European approach to artificial intelligence

european-ai-act

The EU’s approach to artificial intelligence centers on excellence and trust, aiming to boost research and industrial capacity while ensuring safety and fundamental rights.


The way we approach Artificial Intelligence (AI) will define the world we live in the future. To help building a resilient Europe for the Digital Decade, people and businesses should be able to enjoy the benefits of AI while feeling safe and protected. 
The European AI Strategy aims at making the EU a world-class hub for AI and ensuring that AI is human-centric and trustworthy. Such an objective translates into the European approach to excellence and trust through concrete rules and actions.
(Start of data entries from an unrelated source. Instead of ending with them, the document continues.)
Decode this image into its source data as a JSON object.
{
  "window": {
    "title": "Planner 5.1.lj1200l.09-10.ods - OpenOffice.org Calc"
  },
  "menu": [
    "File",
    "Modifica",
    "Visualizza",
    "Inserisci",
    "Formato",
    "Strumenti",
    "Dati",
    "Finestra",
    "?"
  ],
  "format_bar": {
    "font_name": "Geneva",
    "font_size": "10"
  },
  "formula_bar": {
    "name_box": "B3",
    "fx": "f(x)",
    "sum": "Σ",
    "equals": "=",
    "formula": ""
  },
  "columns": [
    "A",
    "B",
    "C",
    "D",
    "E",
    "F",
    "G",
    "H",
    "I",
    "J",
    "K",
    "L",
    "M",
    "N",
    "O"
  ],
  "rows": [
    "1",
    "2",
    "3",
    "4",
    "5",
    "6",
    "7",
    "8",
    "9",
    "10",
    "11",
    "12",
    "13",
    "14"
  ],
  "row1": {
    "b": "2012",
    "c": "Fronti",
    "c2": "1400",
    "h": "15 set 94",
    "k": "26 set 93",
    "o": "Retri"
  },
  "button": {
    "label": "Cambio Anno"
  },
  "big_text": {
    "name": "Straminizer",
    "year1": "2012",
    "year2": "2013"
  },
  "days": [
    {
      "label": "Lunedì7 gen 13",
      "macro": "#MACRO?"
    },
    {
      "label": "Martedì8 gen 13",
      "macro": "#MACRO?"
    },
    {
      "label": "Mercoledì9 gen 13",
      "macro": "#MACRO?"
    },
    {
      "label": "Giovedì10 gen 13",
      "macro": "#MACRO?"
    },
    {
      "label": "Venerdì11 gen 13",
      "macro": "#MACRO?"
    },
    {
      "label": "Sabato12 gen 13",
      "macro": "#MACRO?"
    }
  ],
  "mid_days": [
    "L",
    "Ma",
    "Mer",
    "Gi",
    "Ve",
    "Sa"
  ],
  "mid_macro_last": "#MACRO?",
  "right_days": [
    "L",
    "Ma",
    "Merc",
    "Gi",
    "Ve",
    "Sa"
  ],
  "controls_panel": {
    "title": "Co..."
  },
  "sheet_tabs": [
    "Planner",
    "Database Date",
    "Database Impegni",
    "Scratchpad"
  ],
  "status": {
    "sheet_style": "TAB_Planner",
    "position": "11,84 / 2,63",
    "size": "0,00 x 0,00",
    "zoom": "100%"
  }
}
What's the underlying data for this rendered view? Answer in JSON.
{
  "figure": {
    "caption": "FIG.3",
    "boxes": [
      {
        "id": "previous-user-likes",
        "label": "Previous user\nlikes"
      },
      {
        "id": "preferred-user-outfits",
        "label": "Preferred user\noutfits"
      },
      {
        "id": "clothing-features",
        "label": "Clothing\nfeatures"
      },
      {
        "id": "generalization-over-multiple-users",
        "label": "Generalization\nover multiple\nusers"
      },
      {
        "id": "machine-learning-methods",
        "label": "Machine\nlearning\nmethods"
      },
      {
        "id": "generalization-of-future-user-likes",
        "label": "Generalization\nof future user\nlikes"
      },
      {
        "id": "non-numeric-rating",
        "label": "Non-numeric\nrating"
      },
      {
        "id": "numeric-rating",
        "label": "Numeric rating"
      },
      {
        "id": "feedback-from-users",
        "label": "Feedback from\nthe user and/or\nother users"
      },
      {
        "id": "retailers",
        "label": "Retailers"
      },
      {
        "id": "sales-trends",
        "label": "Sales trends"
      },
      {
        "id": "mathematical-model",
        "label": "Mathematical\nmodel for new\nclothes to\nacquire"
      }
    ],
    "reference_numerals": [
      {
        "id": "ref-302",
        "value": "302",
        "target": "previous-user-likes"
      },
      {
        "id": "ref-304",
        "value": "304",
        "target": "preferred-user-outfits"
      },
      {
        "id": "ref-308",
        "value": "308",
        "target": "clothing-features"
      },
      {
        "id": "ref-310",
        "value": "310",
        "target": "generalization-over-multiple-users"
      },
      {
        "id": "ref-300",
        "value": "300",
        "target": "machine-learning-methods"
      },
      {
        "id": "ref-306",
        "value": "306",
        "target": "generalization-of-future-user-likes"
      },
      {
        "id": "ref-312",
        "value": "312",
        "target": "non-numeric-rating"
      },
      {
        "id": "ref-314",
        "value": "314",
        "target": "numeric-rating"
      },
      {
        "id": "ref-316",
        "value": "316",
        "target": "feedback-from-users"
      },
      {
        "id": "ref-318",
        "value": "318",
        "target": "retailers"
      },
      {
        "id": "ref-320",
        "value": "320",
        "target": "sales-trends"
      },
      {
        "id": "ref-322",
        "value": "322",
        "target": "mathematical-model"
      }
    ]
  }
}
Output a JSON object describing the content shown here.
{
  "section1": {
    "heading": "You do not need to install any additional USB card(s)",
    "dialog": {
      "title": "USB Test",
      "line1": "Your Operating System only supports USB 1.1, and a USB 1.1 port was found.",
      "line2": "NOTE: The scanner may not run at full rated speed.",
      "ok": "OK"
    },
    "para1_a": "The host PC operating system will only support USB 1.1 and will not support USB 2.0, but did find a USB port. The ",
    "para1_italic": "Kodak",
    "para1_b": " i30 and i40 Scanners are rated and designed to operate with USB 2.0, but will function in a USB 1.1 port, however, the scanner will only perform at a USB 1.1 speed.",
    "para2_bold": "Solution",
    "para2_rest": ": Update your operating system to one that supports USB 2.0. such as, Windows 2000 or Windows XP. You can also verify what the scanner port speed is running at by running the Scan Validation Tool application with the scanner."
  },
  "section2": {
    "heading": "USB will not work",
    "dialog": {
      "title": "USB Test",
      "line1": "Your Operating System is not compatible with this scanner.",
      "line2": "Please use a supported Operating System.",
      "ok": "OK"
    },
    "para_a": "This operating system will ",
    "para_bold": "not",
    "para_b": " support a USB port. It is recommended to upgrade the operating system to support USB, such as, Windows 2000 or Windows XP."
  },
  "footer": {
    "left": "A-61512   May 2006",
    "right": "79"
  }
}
Fostering excellence in AI will strengthen Europe’s potential to compete globally. 
The EU will achieve this by: 

- enabling the development and uptake of AI in the EU; 
- making the EU the place where AI thrives from the lab to the market; 
- ensuring that AI works for people and is a force for good in society; 
- building strategic leadership in high-impact sectors. 

The Commission and Member States agreed to boost excellence in AI by joining forces on policy and investments. The 2021 review of the Coordinated Plan on AI outlines a vision to accelerate, act, and align priorities with the current European and global AI landscape and bring AI strategy into action. 
Maximising resources and coordinating investments is a critical component of AI excellence. Through the Horizon Europe and Digital Europe programmes, the Commission plans to invest €1 billion per year in AI. It will mobilise additional investments from the private sector and the Member States in order to reach an annual investment volume of €20 billion over the course of the digital decade. 
The Recovery and Resilience Facility makes €134 billion available for digital. This will be a game-changer, allowing Europe to amplify its ambitions and become a global leader in developing cutting-edge, trustworthy AI.

The Commission aims to address the risks generated by specific uses of AI through a set of complementary, proportionate and flexible rules. These rules will also provide Europe with a leading role in setting the global gold standard.

This framework gives AI developers, deployers and users the clarity they need by intervening only in those cases that existing national and EU legislations do not cover. The legal framework for AI proposes a clear, easy to understand approach, based on four different levels of risk: unacceptable risk, high risk, limited risk, and minimal risk.